Through this piece, we introduce you to the F&B team at Chai Point who are consistently trying to re-invent your Chai Point experience while wowing your taste buds.
Meet the team:
Chef Saurabh Saxena
Industry Experience: 17 years|
Value Proposition: Developing USP products and formats with experience in 20+ countries and multiple brands with a design thinking approach.
Chef Anirudh Srivastava
Industry Experience: 17 years
Value Proposition: F&B Innovation, Production Process Development, F&B Menu Creation & Curation
Chef Anurag Biswal
Industry Experience: 10 years
Value Proposition: Indian Contemporary Cuisine, Product Development & Packaging
Chef Swati Prabhu
Industry Experience: 3 years
Value Proposition: Beverage tasting and development, USP-based Menu Creation & Curation.

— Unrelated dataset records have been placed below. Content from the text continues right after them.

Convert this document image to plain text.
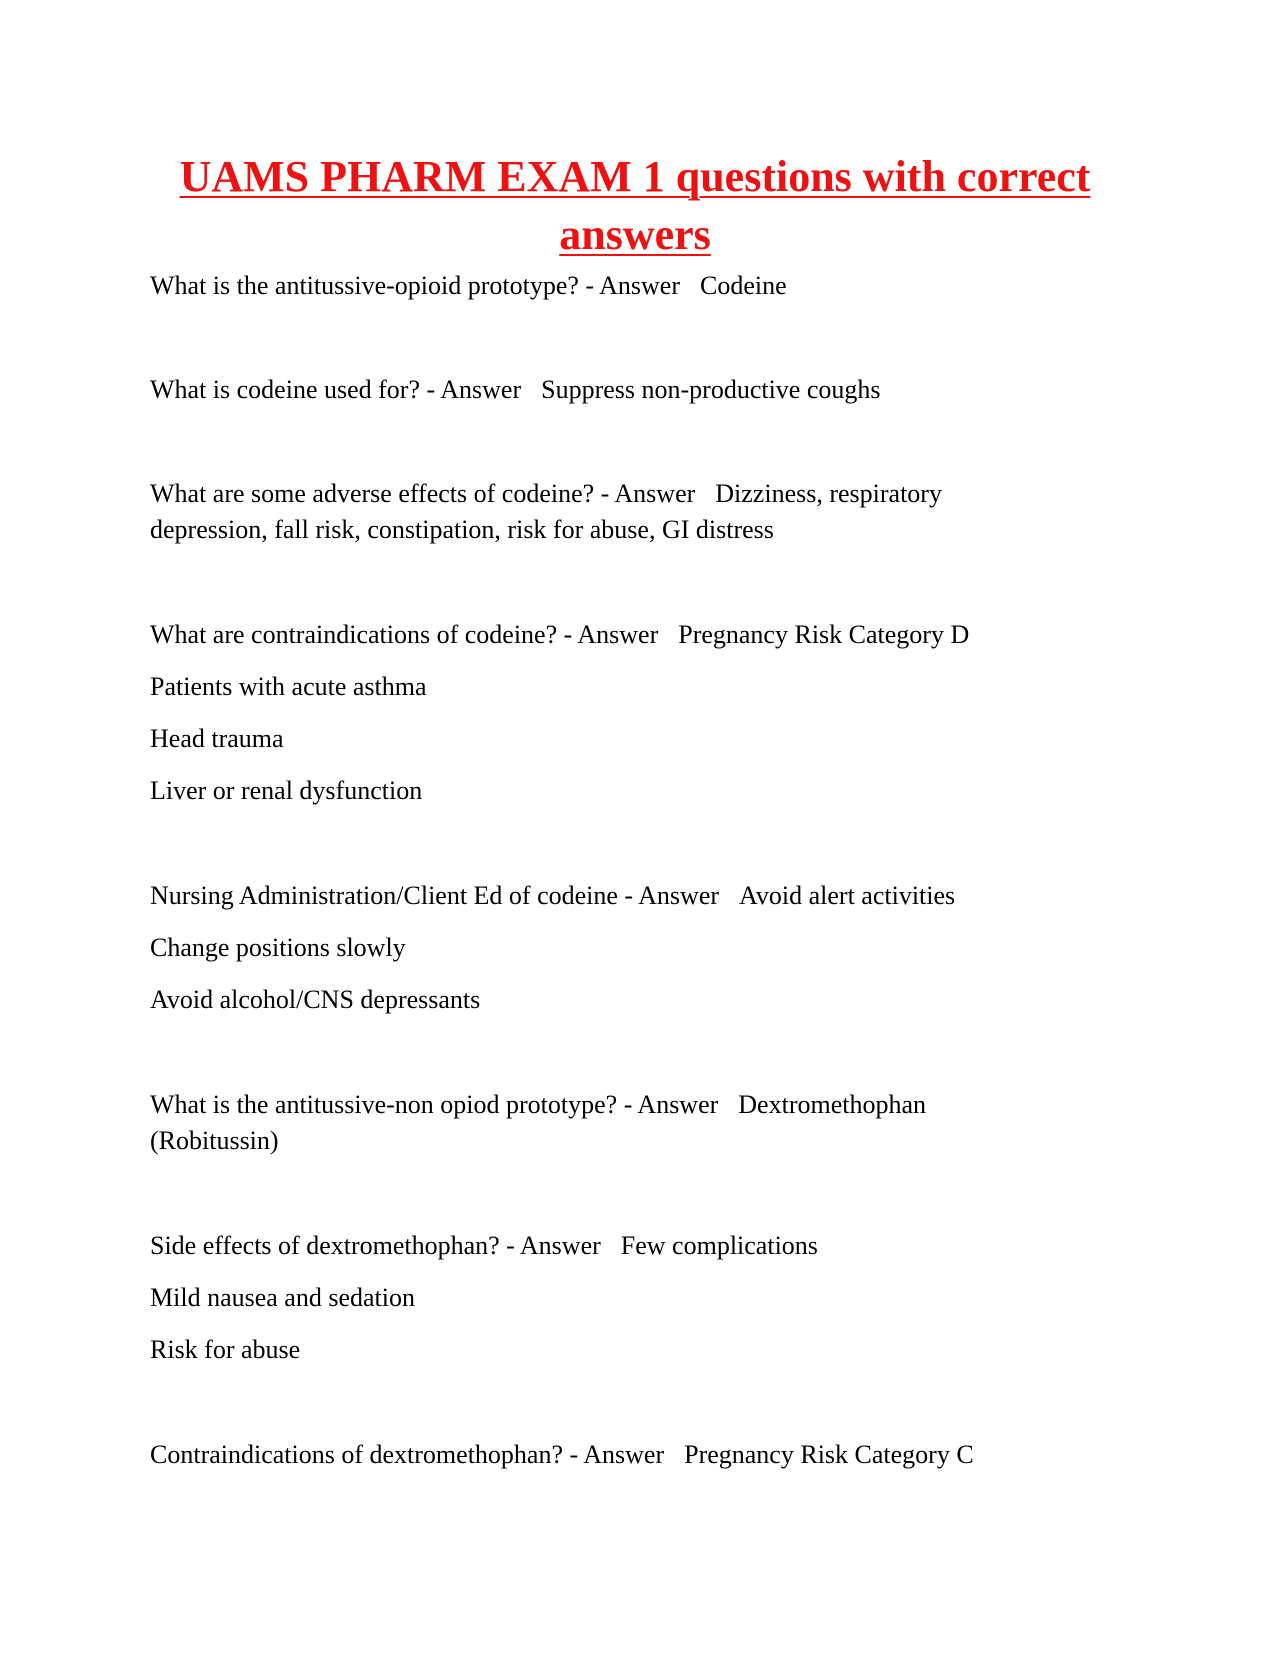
UAMS PHARM EXAM 1 questions with correct
answers

What is the antitussive-opioid prototype? - Answer Codeine

What is codeine used for? - Answer Suppress non-productive coughs

What are some adverse effects of codeine? - Answer Dizziness, respiratory

depression, fall risk, constipation, risk for abuse, GI distress

What are contraindications of codeine? - Answer Pregnancy Risk Category D

Patients with acute asthma

Head trauma

Liver or renal dysfunction

Nursing Administration/Client Ed of codeine - Answer Avoid alert activities

Change positions slowly

Avoid alcohol/CNS depressants

What is the antitussive-non opiod prototype? - Answer Dextromethophan

(Robitussin)

Side effects of dextromethophan? - Answer Few complications

Mild nausea and sedation

Risk for abuse

Contraindications of dextromethophan? - Answer Pregnancy Risk Category C
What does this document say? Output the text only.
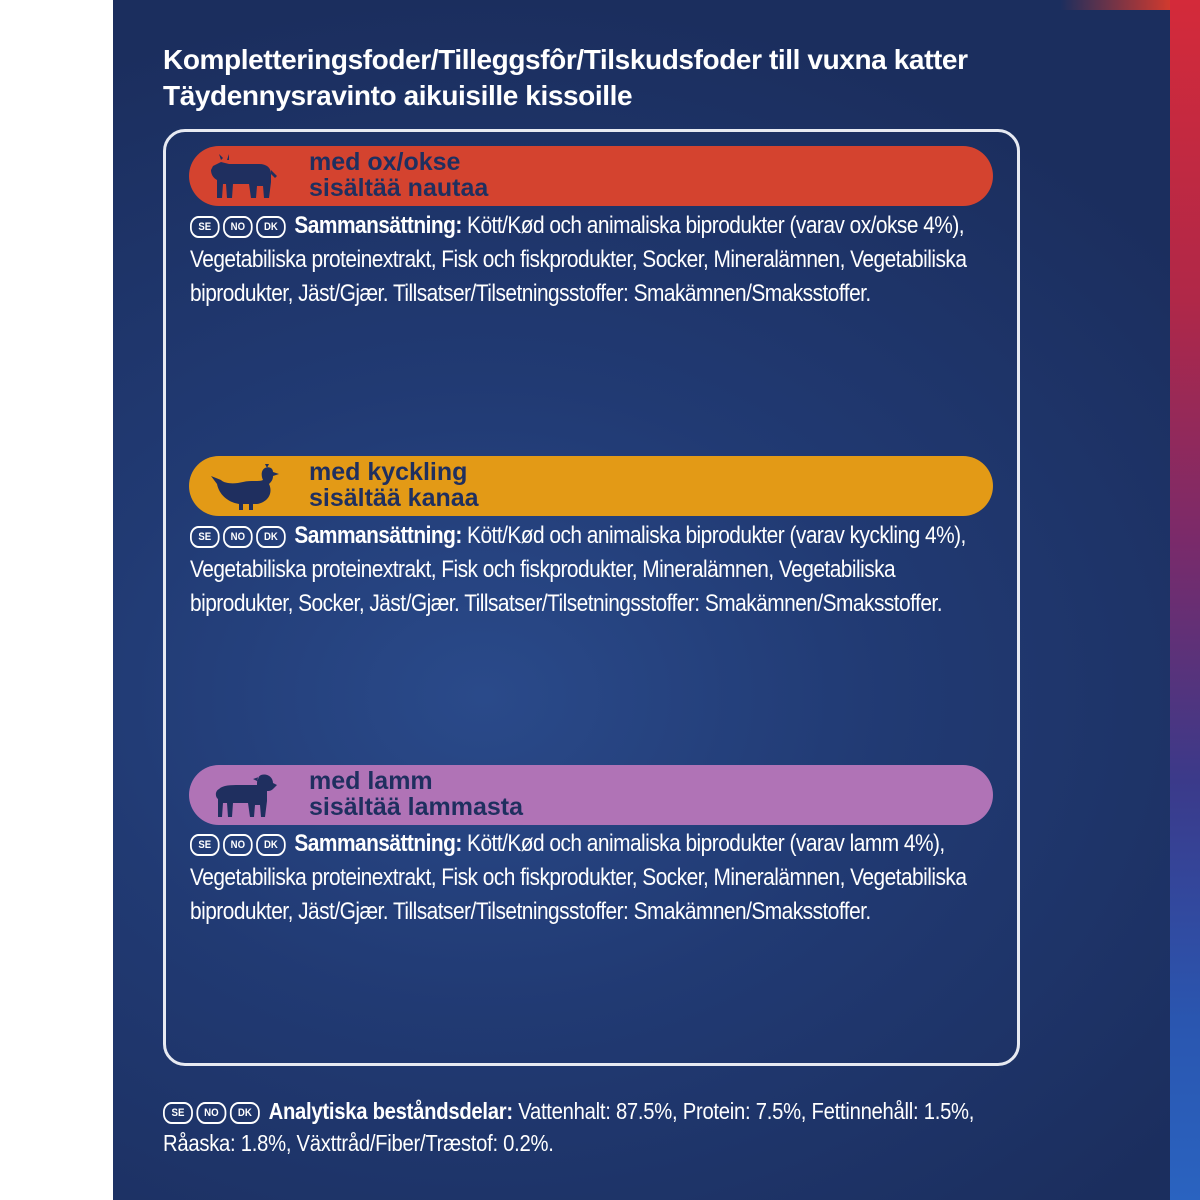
Kompletteringsfoder/Tilleggsfôr/Tilskudsfoder till vuxna katter
Täydennysravinto aikuisille kissoille
med ox/okse
sisältää nautaa
SE NO DK Sammansättning: Kött/Kød och animaliska biprodukter (varav ox/okse 4%), Vegetabiliska proteinextrakt, Fisk och fiskprodukter, Socker, Mineralämnen, Vegetabiliska biprodukter, Jäst/Gjær. Tillsatser/Tilsetningsstoffer: Smakämnen/Smaksstoffer.
med kyckling
sisältää kanaa
SE NO DK Sammansättning: Kött/Kød och animaliska biprodukter (varav kyckling 4%), Vegetabiliska proteinextrakt, Fisk och fiskprodukter, Mineralämnen, Vegetabiliska biprodukter, Socker, Jäst/Gjær. Tillsatser/Tilsetningsstoffer: Smakämnen/Smaksstoffer.
med lamm
sisältää lammasta
SE NO DK Sammansättning: Kött/Kød och animaliska biprodukter (varav lamm 4%), Vegetabiliska proteinextrakt, Fisk och fiskprodukter, Socker, Mineralämnen, Vegetabiliska biprodukter, Jäst/Gjær. Tillsatser/Tilsetningsstoffer: Smakämnen/Smaksstoffer.
SE NO DK Analytiska beståndsdelar: Vattenhalt: 87.5%, Protein: 7.5%, Fettinnehåll: 1.5%, Råaska: 1.8%, Växttråd/Fiber/Træstof: 0.2%.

The ideology behind the Chai Point menu
We’re in conversation with Chef Saurabh Saxena with a keen eye on elaborating on the philosophy behind our current menu and the R&D pipeline for curating new products for the Chai Point menu.
What is the ideology behind our current menu?
Chef Saurabh: Our ideology behind the current Chai Point menu was to curate a menu that perfectly complements the ritual of Chai or coffee. If you take a closer look at the menu, we’ve tried to create a good balance between authentic, traditional food and edgier, urban fusion cuisine that caters to a wide range of palates across India and the world.
Do you see an increasing importance for food among Chai/coffee drinkers?
Chef Saurabh: With the modernisation of Chai/coffee consumption, apart from the taste and quality of Chai, there’s definitely an experiential side and that’s what you observe with the café culture. People associate with Chai/coffee as a mid-meal break where they can eat a light snack and refresh with their cup. It’s up to us to provide them with something that is light, authentic and healthy.
What kind of food can we expect Chai Point to add to the menu in 2020?
Chef Saurabh: We’re currently working on a new category of food that I would term as ‘Fusion-International.’ Indian flavours infused with international ingredients, to create our own unique continental fare that’s popular around the globe. Health is something that’s a big consideration for us in the near future, so more health-conscious options is definitely something that you can expect to see at Chai Point. Overall, food as you know it at Chai Point is going to transform into a more definitive experience.